LIVE ART HISTORY COURSE with Dr. Meghan Callahan
Dates: February 2, 9 and 16, 2024
Schedule: Fridays
Time: 2:00 – 3:15pm ET | 11:00am – 12:15pm PT |
7:00 – 8:15pm London
Contact Hours: 3 Hours 45 Minutes
Credits: Certificate of Completion
ONLINE ART HISTORY COURSE
“Married, Mistress or Mortuary: Women’s Portraits in the Renaissance”
Course Description:
During the Renaissance, upper-class women were commemorated in art three times in their life: when they were about to be married or just after, if they were a particularly valued mistress, or after they died. Depending on their status, their portraits were sent to future husbands, hidden behind curtains, and displayed in private family chapels. Once passed down as heirlooms, many of these portraits are now displayed anonymously in museums across the world.
This course will examine how we can identify stages of women’s lives through portraiture, how we might identify them, and what such portraits can tell us about life for women in Renaissance Italy.
Virtual Classroom: Full access to an online educational platform with videos of recordings, syllabus and readings.

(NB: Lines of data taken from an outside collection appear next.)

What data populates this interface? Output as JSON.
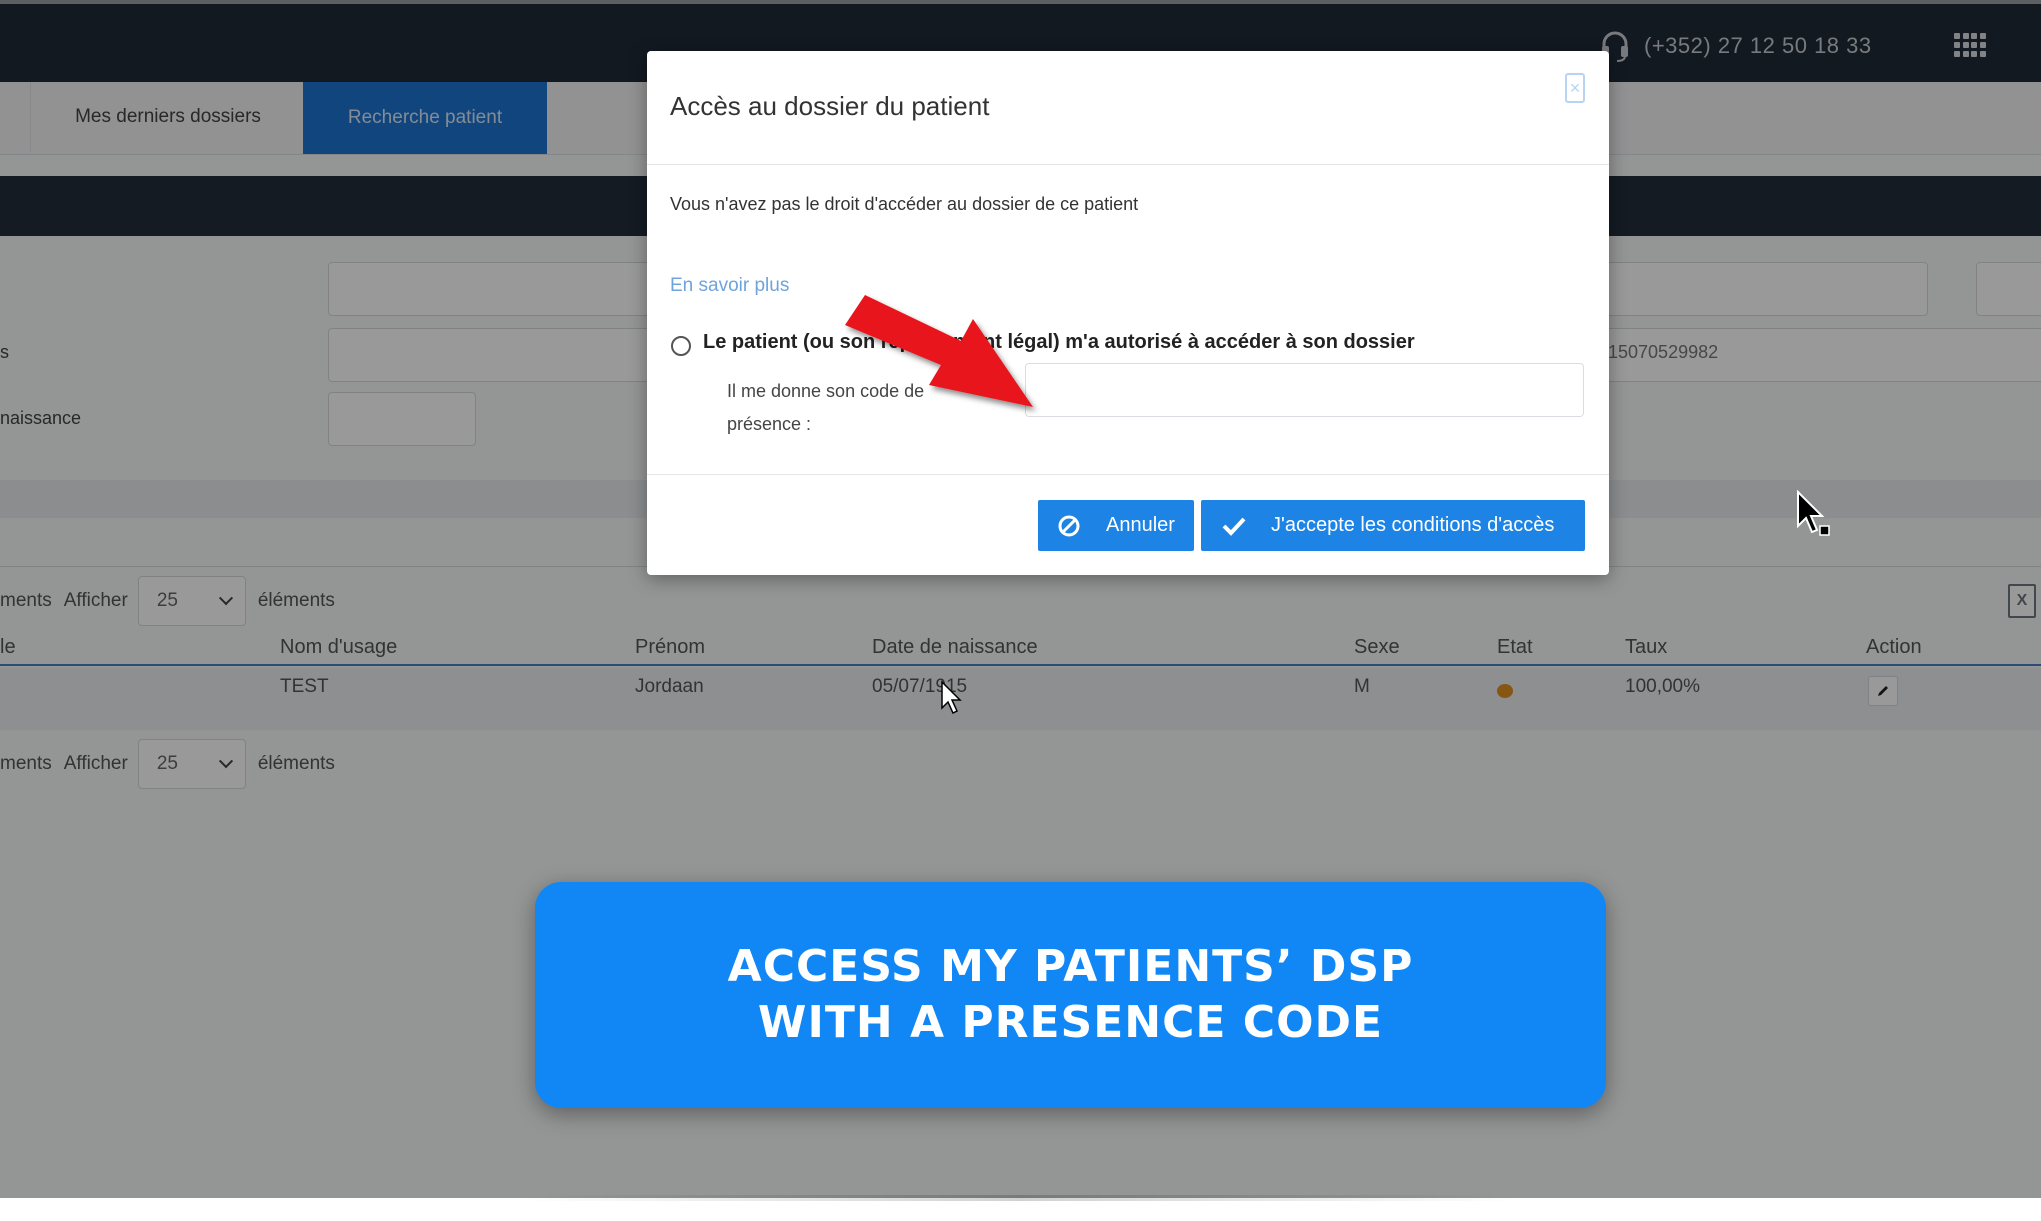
{
  "header": {
    "phone": "(+352) 27 12 50 18 33"
  },
  "tabs": [
    {
      "label": "Mes derniers dossiers",
      "active": false
    },
    {
      "label": "Recherche patient",
      "active": true
    }
  ],
  "search_form": {
    "label_row2": "s",
    "label_row3": "naissance",
    "partial_value": "15070529982"
  },
  "pager": {
    "elements_before": "ments",
    "show_label": "Afficher",
    "page_size": "25",
    "elements_after": "éléments"
  },
  "table": {
    "headers": {
      "partial": "le",
      "usage_name": "Nom d'usage",
      "first_name": "Prénom",
      "birth_date": "Date de naissance",
      "sex": "Sexe",
      "state": "Etat",
      "rate": "Taux",
      "action": "Action"
    },
    "rows": [
      {
        "usage_name": "TEST",
        "first_name": "Jordaan",
        "birth_date": "05/07/1915",
        "sex": "M",
        "state_color": "#e2901e",
        "rate": "100,00%"
      }
    ]
  },
  "modal": {
    "title": "Accès au dossier du patient",
    "message": "Vous n'avez pas le droit d'accéder au dossier de ce patient",
    "learn_more": "En savoir plus",
    "radio_label": "Le patient (ou son représentant légal) m'a autorisé à accéder à son dossier",
    "code_label": "Il me donne son code de présence :",
    "code_value": "",
    "cancel_label": "Annuler",
    "accept_label": "J'accepte les conditions d'accès"
  },
  "banner": {
    "line1": "ACCESS MY PATIENTS’ DSP",
    "line2": "WITH A PRESENCE CODE"
  },
  "colors": {
    "primary": "#1d84e6",
    "banner": "#1187f5",
    "arrow": "#e8141a",
    "topbar": "#202b38"
  },
  "icons": {
    "phone": "headset-icon",
    "apps": "grid-menu-icon",
    "close": "close-icon",
    "cancel": "ban-icon",
    "accept": "check-icon",
    "export": "excel-icon",
    "edit": "pencil-icon"
  }
}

Location: LIVE INTERACTIVE ON-LINE ART HISTORY LECTURES
Optional Readings:
Information will be provided upon registration.

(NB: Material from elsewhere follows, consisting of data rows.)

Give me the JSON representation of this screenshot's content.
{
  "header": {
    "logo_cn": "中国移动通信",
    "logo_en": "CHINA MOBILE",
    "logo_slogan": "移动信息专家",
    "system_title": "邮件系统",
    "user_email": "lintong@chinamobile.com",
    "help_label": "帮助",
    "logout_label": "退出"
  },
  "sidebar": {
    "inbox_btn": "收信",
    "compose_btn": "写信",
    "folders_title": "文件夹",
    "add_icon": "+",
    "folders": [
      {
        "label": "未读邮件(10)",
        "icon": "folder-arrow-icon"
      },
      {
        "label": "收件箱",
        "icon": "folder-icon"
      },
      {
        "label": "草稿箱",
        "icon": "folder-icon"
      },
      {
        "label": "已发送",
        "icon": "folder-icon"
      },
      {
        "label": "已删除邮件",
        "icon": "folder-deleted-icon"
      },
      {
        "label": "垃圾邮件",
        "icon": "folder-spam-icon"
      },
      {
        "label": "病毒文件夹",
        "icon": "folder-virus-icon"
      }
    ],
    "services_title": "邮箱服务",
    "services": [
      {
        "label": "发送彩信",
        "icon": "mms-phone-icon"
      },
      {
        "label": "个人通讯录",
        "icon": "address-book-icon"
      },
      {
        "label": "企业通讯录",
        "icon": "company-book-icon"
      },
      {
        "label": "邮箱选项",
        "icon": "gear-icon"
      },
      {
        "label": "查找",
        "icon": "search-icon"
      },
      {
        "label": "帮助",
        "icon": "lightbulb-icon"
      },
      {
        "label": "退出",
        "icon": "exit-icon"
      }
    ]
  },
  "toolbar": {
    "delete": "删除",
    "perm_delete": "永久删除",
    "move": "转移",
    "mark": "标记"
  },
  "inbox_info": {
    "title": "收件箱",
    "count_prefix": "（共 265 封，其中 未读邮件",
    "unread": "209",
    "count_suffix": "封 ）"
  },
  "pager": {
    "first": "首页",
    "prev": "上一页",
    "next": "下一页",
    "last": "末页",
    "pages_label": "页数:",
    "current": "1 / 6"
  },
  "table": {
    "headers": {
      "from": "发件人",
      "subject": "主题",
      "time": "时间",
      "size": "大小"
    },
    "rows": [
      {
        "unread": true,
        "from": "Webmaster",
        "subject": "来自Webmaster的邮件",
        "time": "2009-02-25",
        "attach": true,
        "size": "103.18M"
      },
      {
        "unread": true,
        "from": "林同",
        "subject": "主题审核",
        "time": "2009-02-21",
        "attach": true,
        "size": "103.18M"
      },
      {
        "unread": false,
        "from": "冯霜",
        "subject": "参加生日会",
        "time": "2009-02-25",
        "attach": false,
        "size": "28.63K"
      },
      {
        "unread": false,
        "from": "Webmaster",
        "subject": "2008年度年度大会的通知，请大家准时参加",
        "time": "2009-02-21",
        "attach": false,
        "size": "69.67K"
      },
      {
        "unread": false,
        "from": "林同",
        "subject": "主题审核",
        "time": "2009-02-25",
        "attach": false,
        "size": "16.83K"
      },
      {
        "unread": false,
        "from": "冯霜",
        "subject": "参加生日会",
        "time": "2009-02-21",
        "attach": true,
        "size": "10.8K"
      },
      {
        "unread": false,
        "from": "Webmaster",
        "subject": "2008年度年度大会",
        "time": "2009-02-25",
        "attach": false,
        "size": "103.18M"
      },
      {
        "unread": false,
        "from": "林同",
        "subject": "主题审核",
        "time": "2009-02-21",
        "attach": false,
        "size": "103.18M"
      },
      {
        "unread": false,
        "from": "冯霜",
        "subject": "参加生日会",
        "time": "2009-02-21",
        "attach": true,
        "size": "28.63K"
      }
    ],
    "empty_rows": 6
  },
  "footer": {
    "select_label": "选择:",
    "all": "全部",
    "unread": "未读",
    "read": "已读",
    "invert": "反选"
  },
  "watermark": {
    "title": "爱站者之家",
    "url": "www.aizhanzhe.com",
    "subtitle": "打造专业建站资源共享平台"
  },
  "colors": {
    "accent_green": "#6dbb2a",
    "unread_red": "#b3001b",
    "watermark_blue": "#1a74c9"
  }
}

Complete syllabus will be provided upon registration.
LECTURE 1 -Married
-Friday, February 2
During the Renaissance, marriages among the upper classes were business deals, brokered across courts throughout the peninsula. In order to know what one’s future spouse would look like (or to make a choice), prospective suitors relied on portraits sent to them. To celebrate a successful union, marriage portraits were then commissioned, either celebrating the couple or the woman’s fertility. This class will examine how we can identify and read engagement and marriage portraits from the Renaissance.
LECTURE 2 – Mistress
-Friday, February 9
Whether married or single, Renaissance men looked to mistresses to amuse them, enhance their status or provide sons if their own wives could not provide them. Their status was commemorated in portraits by some of the most famous artists of the day. Some of the women were professionals, who worked as courtesans across Italy. Others were women of the court, and a few, unusually, became wives.
LECTURE 3 – Mortuary
-Friday, February 16
Once deceased, a woman moved into the realm of memory. If she had brought money and connections to the man’s family, and provided him an heir (or several), she could be commemorated in painting or a tomb. Some women made sure to incorporate themselves into memorial displays for their pre-deceased husbands, providing us with valuable information about women’s agency in the Renaissance.
Dr. Meghan Callahan has lived and worked in London since 2006. Like Rocky, she earned her Master’s degree in Art History from Syracuse University as a Florence Fellow. She has a Ph.D. in Art History from Rutgers University. Meghan is the Director of Ithaca College London, where she teaches a history course called Underground London.
She worked on the reinstallation of the Medieval and Renaissance Galleries at the Victoria and Albert Museum, and then with the sculpture dealer Patricia Wengraf. Meghan has published various articles and essays on the 16th-century mystic nun Sister Domenica da Paradiso, miraculous paintings in Renaissance Florence, and Italian Renaissance and Baroque sculpture.